简体   繁体   English

在未授予 GCS 访问权限的情况下使用外部表

[英]Using external tables without granting access to GCS

We have 2 GCP projects project-a and project-b .我们有 2 个 GCP 项目project-aproject-b And we want to give access to some external tables in the first project to users in second project using Authorized Views.我们希望使用授权视图向第二个项目中的用户授予对第一个项目中某些外部表的访问权限。

Here's what we've done so far:这是我们到目前为止所做的:

  • create a couple of BigQuery tables in project-a (private dataset) as external tables from GCS parquet filesproject-a (私有数据集)中创建几个 BigQuery 表作为来自 GCS parquet 文件的外部表
  • create a dataset (public dataset) in project project-b in which we created authorized views on the external tables from project project-a在项目project-b中创建一个数据集(公共数据集),其中我们在项目 project project-a a 的外部表上创建了授权视图

However if we give access to users in the project project-b to query the public views they receive this error:但是,如果我们授予项目project-b中的用户访问权限以查询公共视图,他们会收到此错误:

Access Denied: BigQuery BigQuery: Permission denied while globbing file pattern.访问被拒绝:BigQuery BigQuery:通配文件模式时权限被拒绝。

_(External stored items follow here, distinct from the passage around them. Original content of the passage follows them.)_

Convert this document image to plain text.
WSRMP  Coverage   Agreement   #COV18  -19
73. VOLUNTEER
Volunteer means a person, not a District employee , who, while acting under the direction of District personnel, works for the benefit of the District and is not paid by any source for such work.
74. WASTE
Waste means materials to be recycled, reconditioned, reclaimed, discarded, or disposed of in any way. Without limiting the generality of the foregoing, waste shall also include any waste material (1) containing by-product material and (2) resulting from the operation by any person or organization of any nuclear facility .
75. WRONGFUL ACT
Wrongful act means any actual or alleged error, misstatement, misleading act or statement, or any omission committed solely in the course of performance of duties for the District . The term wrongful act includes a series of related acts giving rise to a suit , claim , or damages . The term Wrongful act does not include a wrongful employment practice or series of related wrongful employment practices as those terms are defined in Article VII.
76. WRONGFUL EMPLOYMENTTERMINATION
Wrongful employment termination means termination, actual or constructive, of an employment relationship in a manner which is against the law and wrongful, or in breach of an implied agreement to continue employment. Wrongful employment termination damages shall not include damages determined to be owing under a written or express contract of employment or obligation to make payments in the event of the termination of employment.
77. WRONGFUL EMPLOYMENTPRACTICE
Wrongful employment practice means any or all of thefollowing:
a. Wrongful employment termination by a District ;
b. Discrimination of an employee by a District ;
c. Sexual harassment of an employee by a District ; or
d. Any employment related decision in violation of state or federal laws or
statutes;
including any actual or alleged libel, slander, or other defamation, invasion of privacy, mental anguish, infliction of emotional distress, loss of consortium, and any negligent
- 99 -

I know this means they should also have read permission on GCS buckets of project-a but we can't grant this permission in GCS.我知道这意味着他们还应该对project-a GCS 存储桶具有读取权限,但我们不能在 GCS 中授予此权限。

Is there a way to achieve this?有没有办法做到这一点? Or maybe another way of doing?或者,也许另一种方式做?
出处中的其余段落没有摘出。